Hybrid Context Dependent CD-DNN-HMM Keyword Spotting (KWS) In Speech Conversations
Vivek Tyagi, Xerox Research Center India

We present detailed analysis of phoneme recognition performance of a context dependent tied-state triphone Gaussian Mixture Model Hidden Markov Model (CD-GMM-HMM) acoustic model (state-of-the-art large acoustic model (AM)) and a four hidden layer context dependent Deep Neural Network (CD-DNN-HMM) AM on the WSJ speech corpus. Using a bigram phoneme language model, phoneme recognition experiments are performed on a two hour independent test set using the Viterbi decoding which show a relative $33.3%$ improvement by our CD-DNN acoustic model.

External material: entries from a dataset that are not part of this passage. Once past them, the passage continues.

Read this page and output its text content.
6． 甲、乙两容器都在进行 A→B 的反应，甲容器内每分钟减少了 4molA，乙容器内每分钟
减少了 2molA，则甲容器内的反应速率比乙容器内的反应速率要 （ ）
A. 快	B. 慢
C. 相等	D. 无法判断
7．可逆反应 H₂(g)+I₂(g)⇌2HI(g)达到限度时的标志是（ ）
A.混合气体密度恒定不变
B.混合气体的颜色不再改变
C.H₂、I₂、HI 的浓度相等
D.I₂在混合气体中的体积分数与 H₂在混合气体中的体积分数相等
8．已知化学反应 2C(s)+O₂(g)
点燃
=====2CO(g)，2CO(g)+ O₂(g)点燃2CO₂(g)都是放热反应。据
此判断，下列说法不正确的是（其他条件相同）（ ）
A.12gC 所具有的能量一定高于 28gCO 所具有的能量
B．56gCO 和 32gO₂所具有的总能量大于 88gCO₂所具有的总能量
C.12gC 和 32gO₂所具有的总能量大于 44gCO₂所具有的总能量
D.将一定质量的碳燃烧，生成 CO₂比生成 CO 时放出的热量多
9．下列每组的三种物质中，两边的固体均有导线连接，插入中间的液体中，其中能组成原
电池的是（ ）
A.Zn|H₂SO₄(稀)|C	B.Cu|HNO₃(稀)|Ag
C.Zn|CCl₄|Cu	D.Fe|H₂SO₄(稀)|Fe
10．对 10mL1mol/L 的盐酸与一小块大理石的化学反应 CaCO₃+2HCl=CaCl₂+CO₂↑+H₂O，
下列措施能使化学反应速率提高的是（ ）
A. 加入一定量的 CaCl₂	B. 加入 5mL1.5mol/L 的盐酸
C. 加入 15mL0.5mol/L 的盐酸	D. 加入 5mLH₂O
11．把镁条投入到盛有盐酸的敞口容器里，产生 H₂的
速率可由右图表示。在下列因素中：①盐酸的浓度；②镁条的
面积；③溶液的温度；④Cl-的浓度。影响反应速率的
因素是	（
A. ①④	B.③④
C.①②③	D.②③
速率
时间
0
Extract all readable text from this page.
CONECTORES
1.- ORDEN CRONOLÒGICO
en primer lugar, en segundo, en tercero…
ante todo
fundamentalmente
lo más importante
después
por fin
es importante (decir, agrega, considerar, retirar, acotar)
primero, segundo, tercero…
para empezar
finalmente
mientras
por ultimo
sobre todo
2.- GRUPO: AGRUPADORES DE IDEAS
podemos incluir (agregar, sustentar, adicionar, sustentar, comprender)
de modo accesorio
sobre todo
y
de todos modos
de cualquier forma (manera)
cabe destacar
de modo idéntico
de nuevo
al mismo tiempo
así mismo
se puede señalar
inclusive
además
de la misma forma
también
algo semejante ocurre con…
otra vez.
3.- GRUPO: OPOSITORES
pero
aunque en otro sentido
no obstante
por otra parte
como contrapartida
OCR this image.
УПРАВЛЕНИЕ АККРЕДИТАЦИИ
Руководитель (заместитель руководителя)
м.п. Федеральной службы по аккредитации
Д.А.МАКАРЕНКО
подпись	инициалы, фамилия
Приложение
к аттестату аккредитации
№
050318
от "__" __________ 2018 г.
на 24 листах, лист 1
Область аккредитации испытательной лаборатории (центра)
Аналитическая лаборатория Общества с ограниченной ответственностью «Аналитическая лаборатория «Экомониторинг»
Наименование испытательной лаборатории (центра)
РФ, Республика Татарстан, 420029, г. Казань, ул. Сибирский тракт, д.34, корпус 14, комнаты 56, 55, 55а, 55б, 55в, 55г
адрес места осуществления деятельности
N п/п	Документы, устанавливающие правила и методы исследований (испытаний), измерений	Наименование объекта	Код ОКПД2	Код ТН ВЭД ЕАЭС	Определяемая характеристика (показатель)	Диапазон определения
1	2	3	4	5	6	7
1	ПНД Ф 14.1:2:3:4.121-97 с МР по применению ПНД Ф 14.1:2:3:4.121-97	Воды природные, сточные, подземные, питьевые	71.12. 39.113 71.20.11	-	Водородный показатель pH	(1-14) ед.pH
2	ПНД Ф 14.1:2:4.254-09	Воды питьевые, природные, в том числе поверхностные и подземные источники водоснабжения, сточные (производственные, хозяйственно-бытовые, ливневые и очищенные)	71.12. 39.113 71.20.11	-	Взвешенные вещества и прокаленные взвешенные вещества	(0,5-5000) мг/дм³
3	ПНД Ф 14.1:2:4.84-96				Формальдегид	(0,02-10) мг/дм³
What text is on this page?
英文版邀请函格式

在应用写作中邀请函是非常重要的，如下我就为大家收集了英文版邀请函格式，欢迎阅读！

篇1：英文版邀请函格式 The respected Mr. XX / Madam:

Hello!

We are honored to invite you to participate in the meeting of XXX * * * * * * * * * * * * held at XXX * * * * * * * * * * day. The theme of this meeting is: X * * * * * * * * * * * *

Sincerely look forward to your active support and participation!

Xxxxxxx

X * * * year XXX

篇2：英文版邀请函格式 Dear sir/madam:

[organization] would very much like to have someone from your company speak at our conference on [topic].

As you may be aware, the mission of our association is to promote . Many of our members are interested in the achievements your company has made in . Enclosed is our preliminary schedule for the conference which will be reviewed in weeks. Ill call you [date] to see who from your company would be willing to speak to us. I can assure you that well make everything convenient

We then present a filler based Hybrid DNN-HMM Keyword Spotting KWS system which to our knowledge is the first KWS architecture using context dependent DNN and HMM. In our experiments, a strong baseline of CD-GMM-HMM KWS provide $79.0%$ correct detection accuracy at a false alarm (FA) rate of $5.0$ FA/Hr. Whereas, the proposed hybrid CD-DNN-HMM KWS results in $88.5%$ correct detection accuracy at $5.0$ FA/Hr -- a relative improvement of $43.3%$. We provide further analysis and conclude that Hybrid CD-DNN-HMM KWS provides an attractive alternate solution for near real-time KWS applications with high detection accuracy and low FA.